Suggested retail pricing for a stripped 40X in .308 Win. as tested is $4,399.78. The price goes up with options such as a bipod, sling, optics and a Pelican case.
40XS .338 Lapua Mag.
Packaged in a sharp-looking, forest-green McMillan A5 stock, the .338 Lapua Mag. arrived in the form of a relatively lightweight and well-balanced rifle. Its XS action was glass bedded and held in place by a massive .314-inch thick recoil lug.
A MARS rail mounted atop the action allowed for night vision or thermal optics mounting in front of the day optic, with side rails for ancillary devices. The three-round, external box magazine was a bit on the small side for tactical purposes, but was still better than an internal setup. A user-adjustable X-Mark Pro single-stage trigger came set at 2.75 pounds. The bolt and magazine releases shared space in the trigger guard. I’ve never liked this setup on anything other than a target rifle. The mag release is too small and awkward for reloading in a hurry, and the stock bolt release in this location is also difficult to manipulate. I prefer the trigger guard to be left clean, especially for environments where gloves or numb fingers may be likely.
The 26-inch barrel employed a good-for-caliber 1:9-inch right-hand twist and was fronted by an integral and fairly effective brake. It arrived in the standard Custom Shop heavy-duty hard case, with a very useful dual-compartment soft case inside.

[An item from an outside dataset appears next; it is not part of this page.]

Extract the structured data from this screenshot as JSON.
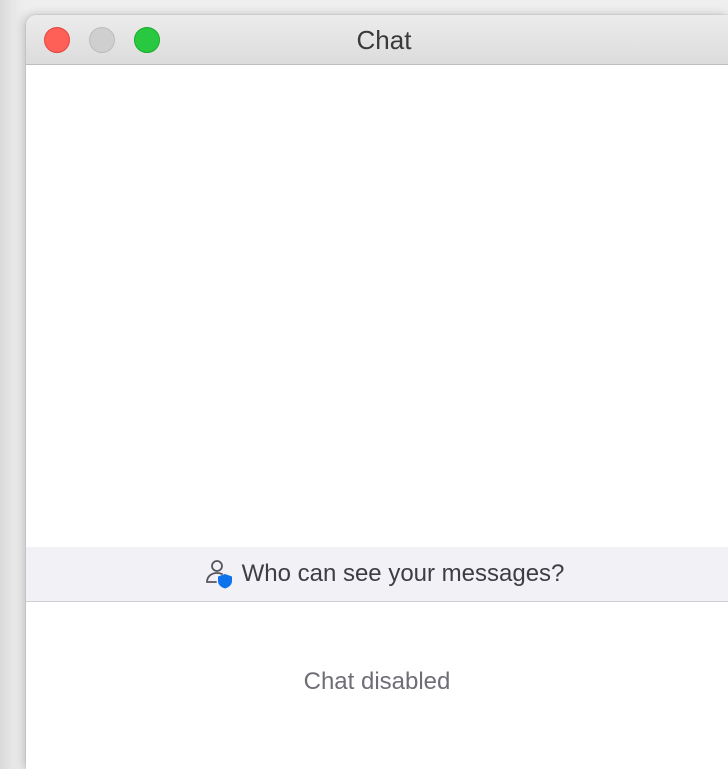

I fired the .338 Lapua Mag. at 100 and 800 yards and saw good accuracy at both ranges. While the extreme-spread group averages will not garner me any bragging rights, Remington’s 250-grain Scenar loads turned in several sub-MOA groups at both distances. I did not compensate for wind during this evaluation. I knew how well .338 Lapua Mag. projectiles would handle crosswind velocities when properly stabilized, as was the case with this rifle, so I held “straight away” for all groups.
It was more important to evaluate the critical vertical dispersion that factors heavily into long-range accuracy. The vertical spread for both ammo types at 800 yards hovered around 1 MOA, indicating both rifle and ammunition were shooting consistently. MSRP for the 40XS system I tested in .338 Lapua Mag. is $7,680.Back to the Future I asked Carlos Martinez, Remington’s product manager for handguns, about future Custom Shop operations. Martinez most recently served as the Custom Shop’s product manager, so he was in a good position to illuminate some of their recent work. He told me Remington added $500,000 of CNC equipment in the last year to enhance its custom capabilities.
While the company still uses some hammer-forged barrels, it is working toward incorporating 40X barrels on all custom rifles. Martinez explained the buttons used to rifle 40X barrels are pushed and not pulled. This process is slower and more meticulous, but it ensures the button stays centered and true throughout the bore.
All centerfire Custom Shop barrels are built in-house. Rimfire barrels come from Shilen, which makes fine barrels in any flavor. A good snapshot of Remington’s attention to detail can be seen in its barrel-lapping process, which includes 500 to 600 passes with a hand lap to smooth bore surfaces for maximum accuracy.
Approximately 800 to 1,200 rifles and shotguns are built by the Remington Custom Shop per year. Since the introduction of the R1 pistol, people are asking about custom 1911s and Martinez said the company is toying with the idea of offering custom R1 options. Remington’s longstanding commitment to quality arms and customer satisfaction should ensure it will be a real crowd pleaser.